9.8 Billion! – according to a report by the United Nations, that’s the projected world population by 2050. To sustainably feed this population, the Food and Agriculture Organization (FAO) suggests that we need to raise the overall food production by 70% between 2005 and 2050. This means that developing countries need to produce double the amount of food.
“Civilization, as it is known today, could not have evolved, nor can it survive, without an adequate food supply.” – Norman Ernest Borlaug, “Father of the Green Revolution”
Our best approach forward is to incorporate modern technologies such as AI, Data Analytics, Machine Learning, Remote Sensing, and Drones to increase the efficiency and sustainability of agriculture. In short, pave our path towards digital agriculture.
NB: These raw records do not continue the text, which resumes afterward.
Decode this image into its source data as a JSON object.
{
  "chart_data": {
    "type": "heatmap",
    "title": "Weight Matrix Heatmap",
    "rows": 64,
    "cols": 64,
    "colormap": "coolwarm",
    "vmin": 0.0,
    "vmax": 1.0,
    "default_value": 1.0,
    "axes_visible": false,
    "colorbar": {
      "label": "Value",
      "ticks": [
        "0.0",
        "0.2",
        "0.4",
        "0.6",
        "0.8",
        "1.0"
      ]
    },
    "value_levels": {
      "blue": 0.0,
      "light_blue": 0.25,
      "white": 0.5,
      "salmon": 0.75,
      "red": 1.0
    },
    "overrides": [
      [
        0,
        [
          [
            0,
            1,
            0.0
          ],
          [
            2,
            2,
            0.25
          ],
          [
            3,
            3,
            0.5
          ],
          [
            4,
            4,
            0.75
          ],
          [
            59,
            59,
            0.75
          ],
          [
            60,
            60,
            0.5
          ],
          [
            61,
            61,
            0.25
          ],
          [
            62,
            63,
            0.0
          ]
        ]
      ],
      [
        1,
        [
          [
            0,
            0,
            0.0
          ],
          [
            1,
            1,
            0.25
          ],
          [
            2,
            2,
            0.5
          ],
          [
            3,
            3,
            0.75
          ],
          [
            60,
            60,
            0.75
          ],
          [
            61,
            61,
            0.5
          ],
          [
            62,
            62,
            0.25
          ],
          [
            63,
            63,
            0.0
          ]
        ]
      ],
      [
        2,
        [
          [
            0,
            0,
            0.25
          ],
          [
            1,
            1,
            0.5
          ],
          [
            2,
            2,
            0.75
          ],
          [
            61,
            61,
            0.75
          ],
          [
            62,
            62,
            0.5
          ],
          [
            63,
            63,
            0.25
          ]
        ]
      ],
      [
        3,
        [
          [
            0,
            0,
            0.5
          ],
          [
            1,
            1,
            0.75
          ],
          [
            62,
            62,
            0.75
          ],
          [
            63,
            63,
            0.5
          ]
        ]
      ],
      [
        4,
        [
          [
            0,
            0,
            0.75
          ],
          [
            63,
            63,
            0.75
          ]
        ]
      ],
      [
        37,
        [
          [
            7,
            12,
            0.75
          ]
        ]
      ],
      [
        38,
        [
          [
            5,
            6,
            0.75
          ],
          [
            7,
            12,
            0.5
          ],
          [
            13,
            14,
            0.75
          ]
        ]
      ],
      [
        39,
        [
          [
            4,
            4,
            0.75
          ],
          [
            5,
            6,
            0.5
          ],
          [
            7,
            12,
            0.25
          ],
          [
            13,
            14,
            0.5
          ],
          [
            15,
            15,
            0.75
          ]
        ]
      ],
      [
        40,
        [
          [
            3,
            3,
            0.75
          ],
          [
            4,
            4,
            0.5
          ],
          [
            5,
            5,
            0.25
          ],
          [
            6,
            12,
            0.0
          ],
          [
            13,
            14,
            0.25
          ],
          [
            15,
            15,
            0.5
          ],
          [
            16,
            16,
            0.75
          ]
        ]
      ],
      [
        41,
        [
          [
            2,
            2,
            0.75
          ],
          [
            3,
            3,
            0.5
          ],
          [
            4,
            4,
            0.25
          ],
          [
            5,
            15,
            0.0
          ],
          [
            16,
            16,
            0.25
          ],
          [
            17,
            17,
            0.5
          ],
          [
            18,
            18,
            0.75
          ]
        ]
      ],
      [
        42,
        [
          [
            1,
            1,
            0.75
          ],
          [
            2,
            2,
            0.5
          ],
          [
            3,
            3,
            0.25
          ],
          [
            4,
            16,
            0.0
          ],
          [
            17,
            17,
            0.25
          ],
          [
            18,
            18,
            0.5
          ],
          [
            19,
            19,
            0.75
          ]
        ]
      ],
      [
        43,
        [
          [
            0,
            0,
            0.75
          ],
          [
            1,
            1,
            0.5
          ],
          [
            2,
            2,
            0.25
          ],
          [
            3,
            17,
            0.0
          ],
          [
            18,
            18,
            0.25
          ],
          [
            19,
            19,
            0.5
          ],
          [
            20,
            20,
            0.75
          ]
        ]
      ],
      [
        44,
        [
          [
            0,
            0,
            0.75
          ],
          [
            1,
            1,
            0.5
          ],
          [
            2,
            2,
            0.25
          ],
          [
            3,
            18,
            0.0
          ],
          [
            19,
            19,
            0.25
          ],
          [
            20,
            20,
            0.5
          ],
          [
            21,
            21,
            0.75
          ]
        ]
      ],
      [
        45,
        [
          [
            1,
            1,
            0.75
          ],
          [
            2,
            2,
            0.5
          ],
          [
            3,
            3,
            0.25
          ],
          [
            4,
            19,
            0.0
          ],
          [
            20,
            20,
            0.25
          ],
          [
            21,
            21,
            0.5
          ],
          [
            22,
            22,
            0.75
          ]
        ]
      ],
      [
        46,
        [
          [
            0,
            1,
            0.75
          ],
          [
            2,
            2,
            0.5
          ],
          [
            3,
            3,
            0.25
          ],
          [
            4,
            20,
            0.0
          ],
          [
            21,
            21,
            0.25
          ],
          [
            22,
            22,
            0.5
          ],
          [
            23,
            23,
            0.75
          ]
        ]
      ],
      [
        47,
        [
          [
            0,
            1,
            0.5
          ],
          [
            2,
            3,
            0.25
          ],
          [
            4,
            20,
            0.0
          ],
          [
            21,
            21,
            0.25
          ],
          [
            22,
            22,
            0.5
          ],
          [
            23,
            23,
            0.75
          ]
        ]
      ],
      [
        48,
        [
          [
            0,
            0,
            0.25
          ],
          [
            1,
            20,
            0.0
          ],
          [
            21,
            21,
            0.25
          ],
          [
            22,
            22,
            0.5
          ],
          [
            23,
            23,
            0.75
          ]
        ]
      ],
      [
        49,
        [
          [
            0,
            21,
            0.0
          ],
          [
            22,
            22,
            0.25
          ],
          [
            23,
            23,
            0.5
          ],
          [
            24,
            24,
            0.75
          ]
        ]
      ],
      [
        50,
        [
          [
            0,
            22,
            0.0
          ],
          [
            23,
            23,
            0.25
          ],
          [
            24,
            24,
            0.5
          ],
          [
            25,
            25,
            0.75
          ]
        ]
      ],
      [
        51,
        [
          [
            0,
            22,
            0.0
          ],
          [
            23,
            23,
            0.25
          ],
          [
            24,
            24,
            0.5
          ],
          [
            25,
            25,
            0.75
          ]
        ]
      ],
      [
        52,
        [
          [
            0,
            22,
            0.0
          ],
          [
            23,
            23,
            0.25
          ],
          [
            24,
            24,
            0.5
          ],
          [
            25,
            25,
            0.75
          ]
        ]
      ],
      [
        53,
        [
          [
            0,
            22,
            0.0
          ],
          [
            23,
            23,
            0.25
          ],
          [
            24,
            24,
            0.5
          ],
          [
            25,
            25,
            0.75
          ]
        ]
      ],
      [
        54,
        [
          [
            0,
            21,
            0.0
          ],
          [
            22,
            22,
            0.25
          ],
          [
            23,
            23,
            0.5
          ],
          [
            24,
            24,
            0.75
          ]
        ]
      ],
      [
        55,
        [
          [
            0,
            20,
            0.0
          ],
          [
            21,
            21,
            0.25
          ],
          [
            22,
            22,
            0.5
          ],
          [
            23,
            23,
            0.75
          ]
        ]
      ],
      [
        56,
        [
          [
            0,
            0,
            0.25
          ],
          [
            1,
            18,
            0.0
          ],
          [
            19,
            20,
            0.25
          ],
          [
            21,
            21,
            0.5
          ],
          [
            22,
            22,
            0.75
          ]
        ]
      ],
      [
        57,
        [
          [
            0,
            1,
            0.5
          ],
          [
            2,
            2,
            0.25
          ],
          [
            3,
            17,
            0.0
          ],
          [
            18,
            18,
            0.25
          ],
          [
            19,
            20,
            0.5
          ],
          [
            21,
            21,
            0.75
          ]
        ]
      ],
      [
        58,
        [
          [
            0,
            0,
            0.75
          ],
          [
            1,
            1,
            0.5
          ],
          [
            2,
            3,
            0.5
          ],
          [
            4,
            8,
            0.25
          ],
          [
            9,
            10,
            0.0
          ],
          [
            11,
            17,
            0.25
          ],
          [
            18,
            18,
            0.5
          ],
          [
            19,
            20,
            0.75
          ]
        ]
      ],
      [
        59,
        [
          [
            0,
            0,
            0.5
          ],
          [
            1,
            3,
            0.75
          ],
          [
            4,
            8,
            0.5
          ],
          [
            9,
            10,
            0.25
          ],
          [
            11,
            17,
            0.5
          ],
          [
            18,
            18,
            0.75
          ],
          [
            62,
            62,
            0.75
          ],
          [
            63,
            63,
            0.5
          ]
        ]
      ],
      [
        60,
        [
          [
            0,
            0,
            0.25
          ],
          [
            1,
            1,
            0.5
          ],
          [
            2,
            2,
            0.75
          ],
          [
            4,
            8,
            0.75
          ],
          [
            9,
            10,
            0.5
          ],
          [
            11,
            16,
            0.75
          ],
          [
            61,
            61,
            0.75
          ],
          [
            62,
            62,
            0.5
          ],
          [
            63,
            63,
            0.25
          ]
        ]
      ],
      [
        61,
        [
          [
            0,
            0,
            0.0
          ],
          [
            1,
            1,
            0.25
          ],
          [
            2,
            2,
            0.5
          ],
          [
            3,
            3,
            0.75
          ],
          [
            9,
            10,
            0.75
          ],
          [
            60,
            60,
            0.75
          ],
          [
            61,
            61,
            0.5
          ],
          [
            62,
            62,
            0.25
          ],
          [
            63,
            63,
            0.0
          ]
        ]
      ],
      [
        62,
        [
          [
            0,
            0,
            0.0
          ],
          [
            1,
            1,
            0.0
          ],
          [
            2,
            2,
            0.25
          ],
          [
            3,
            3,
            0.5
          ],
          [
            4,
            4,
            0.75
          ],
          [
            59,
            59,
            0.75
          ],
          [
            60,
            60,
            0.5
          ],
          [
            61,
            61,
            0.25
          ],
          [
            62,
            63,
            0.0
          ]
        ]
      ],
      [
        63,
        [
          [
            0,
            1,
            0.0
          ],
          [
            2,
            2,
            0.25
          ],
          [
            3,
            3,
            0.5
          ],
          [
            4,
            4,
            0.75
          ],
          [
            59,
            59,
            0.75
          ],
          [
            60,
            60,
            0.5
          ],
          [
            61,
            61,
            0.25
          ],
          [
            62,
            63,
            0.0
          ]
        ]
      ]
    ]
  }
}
What is digital agriculture?
Digital agriculture is defined as using Information and Communication Technologies (ICT) and the data ecosystem as an enabler to support the development and delivery of timely, targeted information to make farming profitable and sustainable. For example, farmers in Israel use sensors and data analytics to integrate agricultural data from multiple sources (weather stations, in-field sensors, and satellite images) onto their mobile applications. This has helped the farmers increase farm yield, reduce waste and make timely decisions. Such case studies have resulted in Israel being touted as the torchbearer in digital farming. Now that we understand what digital agriculture is, let’s try and understand how we can drive sustainable agriculture with digitalization.
Driving sustainable agriculture with digitalization
1- Real-time decision-making: Technology can be easily incorporated to enhance the efficiency of the agri-input supply chain. This enables rapid acquisition of the agri-input such as seeds, fertilizers, machinery, and swift decision making. Data for Decisions has successfully transformed businesses via its cutting-edge technological solutions. The agri-input companies are able to streamline operations, gain sales and inventory visibility, identify counterfeits and accelerate business growth by leveraging actionable data insights for real-time decision making.
2. Data warehousing: Handling data from heterogeneous sources is time-consuming and leads to slower decision-making. Businesses suffer from slower decision-making due to inconsistent data management and a lack of insight into the data. Data for Decisions helps businesses extract, transport, and load (ETL) data from multiple heterogeneous sources. The data is then arranged consistently and is further analyzed to derive vital, actionable insights for future decision-making.
3. Business intelligence: An example of digital farming is precision agriculture. Precision Agriculture is a data-driven approach to farming that helps increase the farm yield and overall productivity. This, in turn, leads to an increase in farm profitability. This is possible because data analytics suggest the need for agri-input such as water, fertilizers, and pesticides in optimum quantities. Cloud-enabled business intelligence (BI) tools ingest, analyze and visualize data to generate customized reports. The reports are presented in an interactive and easy-to-read dashboard. Data provides such tailored solutions for decisions which helps make intelligent decisions promptly.
4. Supply chain management: The agri-input supply chain management is the backbone of the agriculture value chain. Digital agriculture requires efficient supply chain management. Efficient supply chain management is possible when procurement and purchase order management is tracked and performed digitally. This would lead to rapid acquisition and implementation decisions. Technological solutions can also help identify the dead stock at each stakeholder level in the supply chain and provide clear insights. Real-time visibility of inventory and materials across the supply chain is crucial for digital farming.
A case in point is the Agrica Platform developed by Data for Decisions. It helps businesses harness technology to predict outcomes, prevent failures in real-time, and tap into the data to generate powerful insights.
Source: Data for Decisions
Conclusion
According to the Sustainable Development Goals (SDG) announced by the United Nations (UN), Goal 2 of SDG targets to end hunger for all people by 2030. It also envisions doubling the agricultural productivity and income of small-scale farmers. Goal 9 of the SDG aims to facilitate infrastructure development through enhanced financial, technological, and technical support. Such goals and agendas can be achieved by ushering technological solutions into the present agricultural and farming practices.
The responsibility of feeding the future world population lies on the shoulders of the present generation. Digital farming and digital agriculture are the answers to fulfilling that responsibility sustainably.